Critiquer, dénoncer, c’est facile. Les mots viennent d’eux-mêmes. S’écrivent tout seuls. Il n’y a qu’à choisir le sujet et la machine est lancée. Mais vous parler de quelque chose qui m’a bouleversé, qui m’a enchanté, et parfois tiré des larmes, c’est une autre paire de manches. Les mots manquent, se cachent, hésitent à se pointer, se défilent. Pas facile de partager des moments intimes, des expériences intenses, uniques. Pas facile de vous parler du livre de Patrick Baz : "Chrétiens du Liban".

Curieux livre que celui-là. Imposant, épais, lourd, on dirait un de ces coffee table books qui ornent les salons des gens cultivés. Ou qui veulent se donner l’air de l’être. On le prend sur les genoux, on l’ouvre, on s’attend à feuilleter un livre d’images, une collection de belles photos. On s’attend à jouer les connaisseurs, l’œil expert et la moue dubitative. Mais c’est autre chose qui se produit. Petit à petit, on est emporté. On voyage. Dans un monde qu’on pensait familier, presque anodin, mais qui se révèle être l’exploration d’une terre inconnue. D’un royaume mystérieux dont on ne soupçonnait pas l’existence.
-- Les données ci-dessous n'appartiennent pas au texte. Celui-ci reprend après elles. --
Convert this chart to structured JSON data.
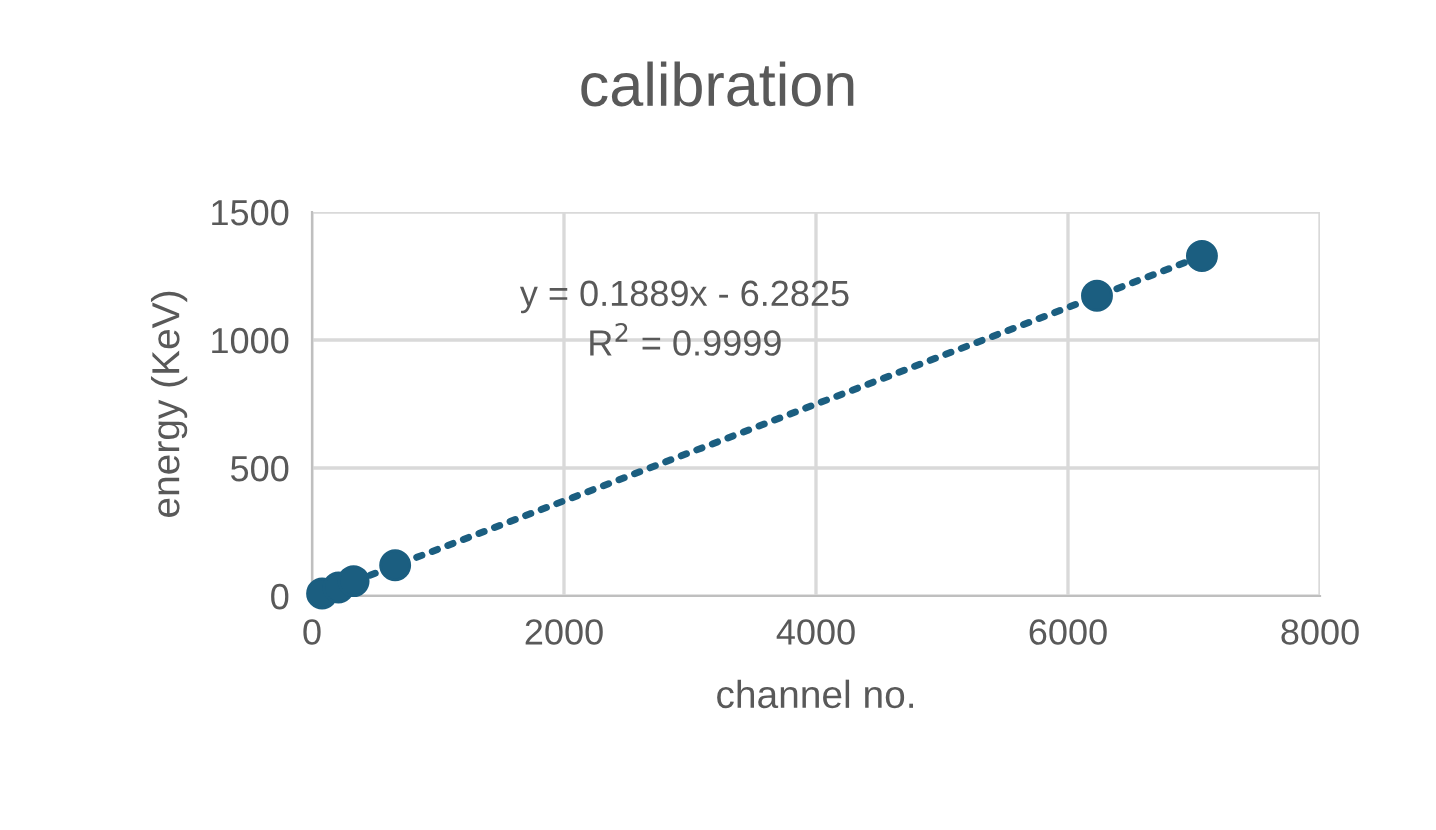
{
  "chart_data": {
    "type": "scatter",
    "title": "calibration",
    "xlabel": "channel no.",
    "ylabel": "energy (KeV)",
    "series": [
      {
        "color": "#1b5e80",
        "x": [
          80,
          210,
          330,
          660,
          6230,
          7063
        ],
        "values": [
          10,
          33,
          58,
          120,
          1173,
          1328
        ],
        "marker": "circle"
      },
      {
        "type": "line",
        "color": "#1b5e80",
        "x": [
          90,
          7063
        ],
        "values": [
          11,
          1328
        ],
        "line_style": "dotted",
        "marker": "none"
      }
    ],
    "annotations": [
      "y = 0.1889x - 6.2825",
      "R$^{2}$ = 0.9999"
    ],
    "xlim": [
      0,
      8000
    ],
    "xticks": [
      0,
      2000,
      4000,
      6000,
      8000
    ],
    "ylim": [
      0,
      1500
    ],
    "yticks": [
      0,
      500,
      1000,
      1500
    ],
    "grid": true,
    "legend": false
  }
}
Patrick Baz était photographe de guerre. Il a vu l’innommable et immortalisé la mort. Il en a gardé de profondes blessures. Pas physiques, non. De ces blessures intérieures dont vous ne guérissez jamais vraiment. Et qui vous réveillent parfois la nuit, l’esprit en feu et l’âme qui saigne. Puis il a décidé d’arrêter. Les guerres et ses horreurs se passeront de lui. L’aventurier et sa caméra impudique qui volaient les larmes, les peines, les douleurs, est devenu un adolescent timide, pudique, qui se cache et photographie, presque en s’excusant, des corps de femmes que dévoile à peine la pénombre.

Mais voilà que l’idée de photographier les chrétiens du Liban lui vint à l’esprit. Drôle d’idée. Pourquoi les chrétiens? Ces chrétiens qu’il connait bien. Dont il fait partie. Mais ne partage pas vraiment la foi et les idées. S’attendait-il à nous offrir une telle expérience, si émotionnelle, si profonde? Peut-être. Peut-être pas. Ulysse s’attendait-il, au retour de Troie, à vivre son odyssée? Savait-il qu’elle deviendrait aussi la nôtre?
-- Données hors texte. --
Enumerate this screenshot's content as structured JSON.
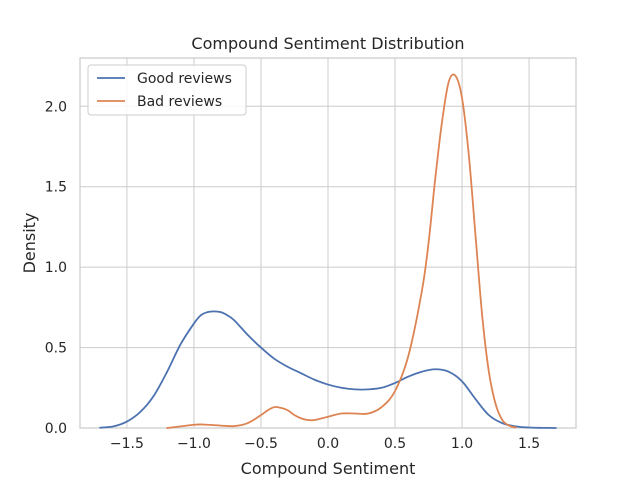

En réalité, ce n’est pas un seul voyage que Patrick Baz nous propose. Mais plusieurs. À chaque lecture, oui lecture, son livre ne se feuillète pas, il se lit, on n’y lit pas des mots, des phrases et des chapitres, ils seraient superflus, à chaque lecture donc, le voyage est différent. Ce qu’on y voit, ce qu’on y découvre, change à chaque fois. Ce qu’on ressent aussi. Je n’oserai pas prétendre connaître les émotions qu’il pourrait éveiller en vous. Je ne peux que vous parler des miennes. Et encore. Je ne suis pas sûr de trouver les mots qu’il faut.

Il y eut d’abord le sarcasme, qui me vient naturellement. Ce petit ricanement intérieur qui me sert de bouclier et me protège tant bien que mal du monde imbécile et intolérant qui nous entoure. Puis, à la seconde lecture, vint l’émerveillement. Celui de la découverte de l’inconnu. De ce que je pensais connaître mais dont j’ignorais presque tout. Ensuite, à la troisième lecture, mon enfance m’est revenue. Celles des premiers jours de guerre, quand on s’accrochait à sa foi pour se donner du courage. Quand la rumeur d’une apparition de la Vierge attirait les habitants du coin, serrés les uns contre les autres, de maigres bougies entre les mains, une prière entre les lèvres. J’avais tout oublié de ces nuits-là, sans électricité et sans étoiles. J’avais tout oublié des explosions lointaines et des claquements de mitraillettes. J’avais tout oublié des murmures des foules apeurées, cherchant désespérément des yeux la mère de Jésus qu’on disait être venue les protéger.

À la quatrième lecture, une évidence s’est imposée. Ce livre n’est pas uniquement un livre sur les chrétiens libanais. C’est un livre sur le Liban, tout entier. Les chrétiens auraient pu être musulmans, rien, à part certains décors, certaines iconographies et certains costumes, n’aurait changé aux voyages si fondamentalement humains que nous propose Patrick Baz. Des voyages qu’il faudrait être bien bégueule pour refuser. Pour se refuser.